Following a three-year apprenticeship, he accepted a position as the commis de cuisine at Operakaellaren in Stockholm, Sweden. While in the kitchen, he was literally cooking for the King and Queen of Sweden. But it was on his days off that he learned about the farm end of the farm-to-table movement by helping his landlord slaughter and butcher cows and hogs.
"The farm and my cooking experience together, it was amazing," Heuser says.
He returned to Germany and dedicated himself to the art of fine dining, working at Chateau Hugenpoet and Gala, both Michelin Star-winning restaurants. But when he was offered a position as an executive chef at the age of 22, he knew he wasn't yet ready to lead a kitchen.
"You have to feel it. You need to be able to stand in front of your guys and be able to teach them. I felt I had so much more to learn," Heuser says.

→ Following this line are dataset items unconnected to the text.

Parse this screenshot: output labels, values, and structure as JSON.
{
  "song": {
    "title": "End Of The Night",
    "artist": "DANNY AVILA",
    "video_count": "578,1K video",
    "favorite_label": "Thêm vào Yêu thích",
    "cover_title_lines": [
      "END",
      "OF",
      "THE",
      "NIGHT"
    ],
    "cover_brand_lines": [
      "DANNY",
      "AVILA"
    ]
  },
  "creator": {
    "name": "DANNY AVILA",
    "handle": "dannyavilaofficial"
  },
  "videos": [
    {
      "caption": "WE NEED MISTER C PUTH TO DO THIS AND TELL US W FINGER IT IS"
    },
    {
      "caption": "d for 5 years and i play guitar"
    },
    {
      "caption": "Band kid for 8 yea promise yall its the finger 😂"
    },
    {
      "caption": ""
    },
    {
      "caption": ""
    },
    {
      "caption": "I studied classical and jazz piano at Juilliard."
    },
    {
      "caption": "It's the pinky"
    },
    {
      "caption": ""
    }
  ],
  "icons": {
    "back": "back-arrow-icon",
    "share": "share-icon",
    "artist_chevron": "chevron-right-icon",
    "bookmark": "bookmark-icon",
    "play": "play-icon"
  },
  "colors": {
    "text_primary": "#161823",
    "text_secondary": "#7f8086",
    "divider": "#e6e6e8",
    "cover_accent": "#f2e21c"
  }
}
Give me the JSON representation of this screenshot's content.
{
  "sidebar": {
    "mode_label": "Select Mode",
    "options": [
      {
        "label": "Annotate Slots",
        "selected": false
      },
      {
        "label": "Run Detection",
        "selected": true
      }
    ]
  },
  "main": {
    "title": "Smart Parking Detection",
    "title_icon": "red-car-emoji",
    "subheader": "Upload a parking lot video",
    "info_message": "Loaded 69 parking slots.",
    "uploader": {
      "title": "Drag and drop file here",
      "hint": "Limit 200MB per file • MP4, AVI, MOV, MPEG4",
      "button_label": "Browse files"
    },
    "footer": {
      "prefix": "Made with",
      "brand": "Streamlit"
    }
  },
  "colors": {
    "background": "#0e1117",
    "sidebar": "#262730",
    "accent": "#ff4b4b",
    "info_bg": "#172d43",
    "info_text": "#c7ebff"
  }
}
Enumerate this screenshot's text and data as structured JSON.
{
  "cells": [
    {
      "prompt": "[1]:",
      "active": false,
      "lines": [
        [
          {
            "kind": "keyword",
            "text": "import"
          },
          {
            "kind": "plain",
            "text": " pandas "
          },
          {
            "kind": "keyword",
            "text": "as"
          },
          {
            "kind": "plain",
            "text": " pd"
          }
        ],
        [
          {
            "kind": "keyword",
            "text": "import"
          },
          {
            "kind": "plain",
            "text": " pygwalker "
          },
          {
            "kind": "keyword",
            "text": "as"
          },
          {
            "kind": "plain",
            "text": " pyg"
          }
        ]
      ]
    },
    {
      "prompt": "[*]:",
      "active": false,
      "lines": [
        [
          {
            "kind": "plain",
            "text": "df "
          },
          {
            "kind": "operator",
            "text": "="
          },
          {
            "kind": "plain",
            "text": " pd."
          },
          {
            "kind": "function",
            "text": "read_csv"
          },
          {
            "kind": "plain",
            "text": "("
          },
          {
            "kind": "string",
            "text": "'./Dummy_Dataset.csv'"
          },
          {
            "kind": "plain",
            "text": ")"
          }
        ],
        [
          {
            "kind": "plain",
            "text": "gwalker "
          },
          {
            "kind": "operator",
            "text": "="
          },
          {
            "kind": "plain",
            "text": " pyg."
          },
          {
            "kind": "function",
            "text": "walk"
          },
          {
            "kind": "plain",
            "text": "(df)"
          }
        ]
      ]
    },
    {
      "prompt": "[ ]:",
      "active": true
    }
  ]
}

So he went back to his parents' restaurant, going to school at night to earn his Master Chef's Diploma. It was the lunch crowd that would lead his career in a whole new direction. Members of the Canadian Embassy dined at Im Steinhaus every Monday and Friday. And they were only too happy to sell him on the idea of moving to Canada.
In 1994, he and his wife went to Vancouver, British Columbia, where he had accepted a position as the executive chef at the Sheraton Wall Centre Hotel. It was the beginning of a 17-year (and counting) career with Starwood Hotels. He managed kitchens in Whistler and Calgary before moving to Kansas City in 2007.
He started as the executive chef before being named the food and beverage director in 2010. And after four years, he finally feels like he's starting to make headway on the dreams he had when he asked the Westin to install a full complement of ovens (imported from Germany, as well) in order to bring about a new kind of banquet.
"Buffet food doesn't have to be dry or lukewarm. We have the opportunity to do something different here," Heuser says.
Because to a turkey hunter, there's no greater sin than a piece of poorly cooked, dried out, buffet turkey.